Daher ist es durchaus verdienstvoll, dass bereits relativ kurz nach Erlass des DDG bereits der erste Kommentar zu diesem Gesetz erscheint, nämlich der von Dr. Amélie Heldt und Prof. Dr. Sarah Legner herausgegebene Kommentar aus dem Nomos-Verlag.

Dr. Amélie Heldt, die auch an dem demnächst erscheinenden DSA/DMA-Kommentar von Mast/Kettemann/Dreyer/Schulz mitwirkt, und Prof. Dr. Legner von der EBS Universität Wiesbaden haben ein Team von insgesamt 13 Autorinnen und Autoren zusammengestellt, die weit überwiegend aus der Wissenschaft kommen.

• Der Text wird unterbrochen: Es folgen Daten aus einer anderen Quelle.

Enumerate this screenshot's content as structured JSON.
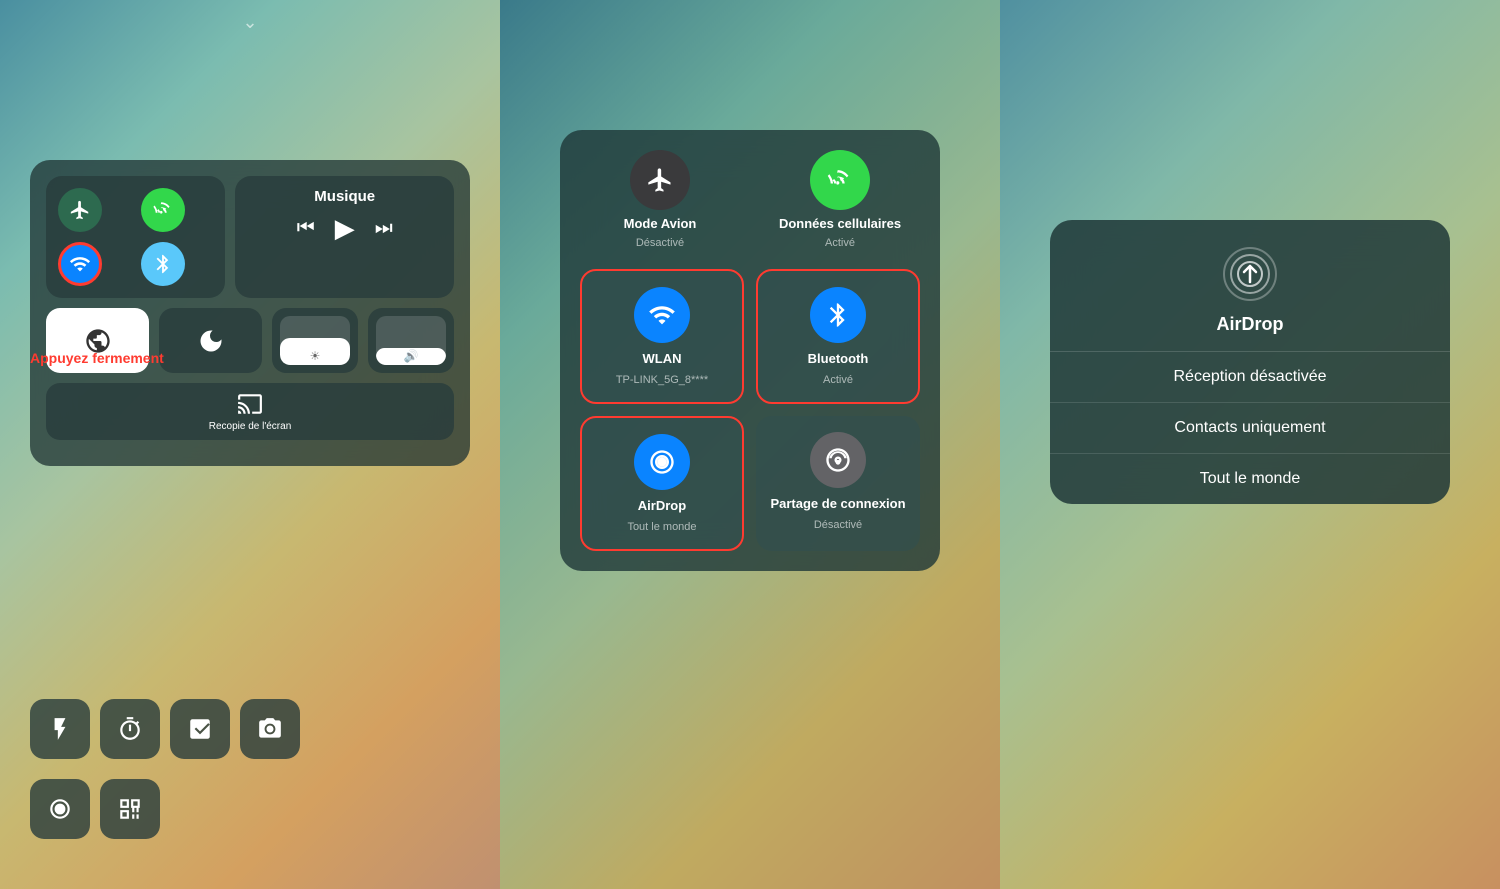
{
  "panel1": {
    "chevron": "⌄",
    "music_title": "Musique",
    "connectivity": {
      "airplane_label": "",
      "wifi_label": "",
      "cellular_label": "",
      "bluetooth_label": ""
    },
    "buttons": [
      {
        "id": "lock",
        "label": ""
      },
      {
        "id": "moon",
        "label": ""
      },
      {
        "id": "b3",
        "label": ""
      },
      {
        "id": "b4",
        "label": ""
      }
    ],
    "screen_mirror_label": "Recopie\nde l'écran",
    "bottom_icons": [
      "flashlight",
      "timer",
      "calculator",
      "camera"
    ],
    "extra_icons": [
      "record",
      "qr"
    ],
    "appuyez_label": "Appuyez fermement"
  },
  "panel2": {
    "mode_avion_label": "Mode Avion",
    "mode_avion_sub": "Désactivé",
    "cellular_label": "Données cellulaires",
    "cellular_sub": "Activé",
    "wlan_label": "WLAN",
    "wlan_sub": "TP-LINK_5G_8****",
    "bluetooth_label": "Bluetooth",
    "bluetooth_sub": "Activé",
    "airdrop_label": "AirDrop",
    "airdrop_sub": "Tout le monde",
    "hotspot_label": "Partage de connexion",
    "hotspot_sub": "Désactivé"
  },
  "panel3": {
    "title": "AirDrop",
    "options": [
      {
        "id": "reception-off",
        "label": "Réception désactivée"
      },
      {
        "id": "contacts-only",
        "label": "Contacts uniquement"
      },
      {
        "id": "everyone",
        "label": "Tout le monde"
      }
    ]
  },
  "colors": {
    "red_border": "#ff3b30",
    "blue": "#0a84ff",
    "green": "#32d74b",
    "dark_green": "#2d6a4f",
    "light_blue": "#5ac8fa"
  }
}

Von besonderem Interesse für mich sind natürlich die Kommentierungen zu §§ 7 und 8 DDG, beide behandelt von Dr. Alexander Schiff (Bundesministerium der Justiz). Sie regeln im mit „Rechtsverletzungen von Nutzern“ überschriebenen Teil 3 des DDG einerseits die beschränkte Verantwortlichkeit und andererseits den Anspruch auf Sperrung bei Rechtsverletzungen und übernehmen insoweit – in Ergänzung von Art. 4 ff. DSA – die Regelungen von § 8 Abs. 1 TMG (Erstreckung der Haftungsprivilegierung bei Access Providern auf den Unterlassungsanspruch und den Ersatz von Abmahnkosten, vgl. dazu Mantz, GRUR 2017, 969  (970 ff.)), § 8 Abs. 4 TMG aF (Beschränkung von behördlichen Maßnahmen gegenüber WLAN-Betreiber) und § 7 Abs. 4 TMG aF (Anspruch auf Websperren, vgl. dazu zuletzt BGH, Urt. v. 13.10.2022 – I ZR 111/21, GRUR 2022, 1812 – DNS-Sperre; OLG München, Urt. v. 18.4.2024 – 29 U 3592/19, GRUR 2024, 1219 – goldesel.to). Schiff ist, was die Regelungen angeht, unter Rückgriff auf die bisher erschienene Literatur durchaus kritisch, dennoch geht er insbesondere mit Blick auf die Erstreckung der Privilegierung auf Unterlassungsansprüche und damit den Ausschluss auch von Ansprüchen aus Störerhaftung davon aus, dass § 7 Abs. 3 DDG mit dem DSA vereinbar ist, weil Art. 4 Abs. 3 DSA nur eine Mindestvoraussetzung statuiere (§ 7 Rn. 18; § 8 Rn. 1). Die Kommentierung des Sperranspruchs gegen Access Provider in § 8 ist gelungen. Sie stellt gerade unter Berücksichtigung der aktuellen BGH-Rechtsprechung (BGH, Urt. v. 13.10.2022 – I ZR 111/21, GRUR 2022, 1812 – DNS-Sperren) die Voraussetzungen einer Sperre, aber auch die systematischen und rechtspolitischen Probleme praxisnah dar. Der Gesetzgeber hat insbesondere bis heute nicht sinnvoll erklären können, warum die Haftungsprivilegierung des Art. 4 DSA und § 7 Abs. 3 DDG auch Persönlichkeitsrechtsverletzungen, der als Ausgleich zu § 7 Abs. 3 DDG gedachte Sperranspruch nach § 8 Abs. 1 DDG jedoch nur bei Verletzungen des Rechts am Geistigen Eigentum greifen soll, nicht aber beim Vorgehen gegen Persönlichkeitsrechtsverletzungen. Das ist eine schon unter dem TMG bestehende Unwucht (vgl. dazu schon Spindler, CR 2017, 262 (265); Spindler, NJW 2017, 2305 (2306); Mantz, EuZW 2016, 817 (820); Mantz, GRUR 2017, 969 (972)), die der Gesetzgeber bei der Transformation ins DDG durchaus hätte beseitigen können. Hierauf weist Schiff zu Recht erneut hin.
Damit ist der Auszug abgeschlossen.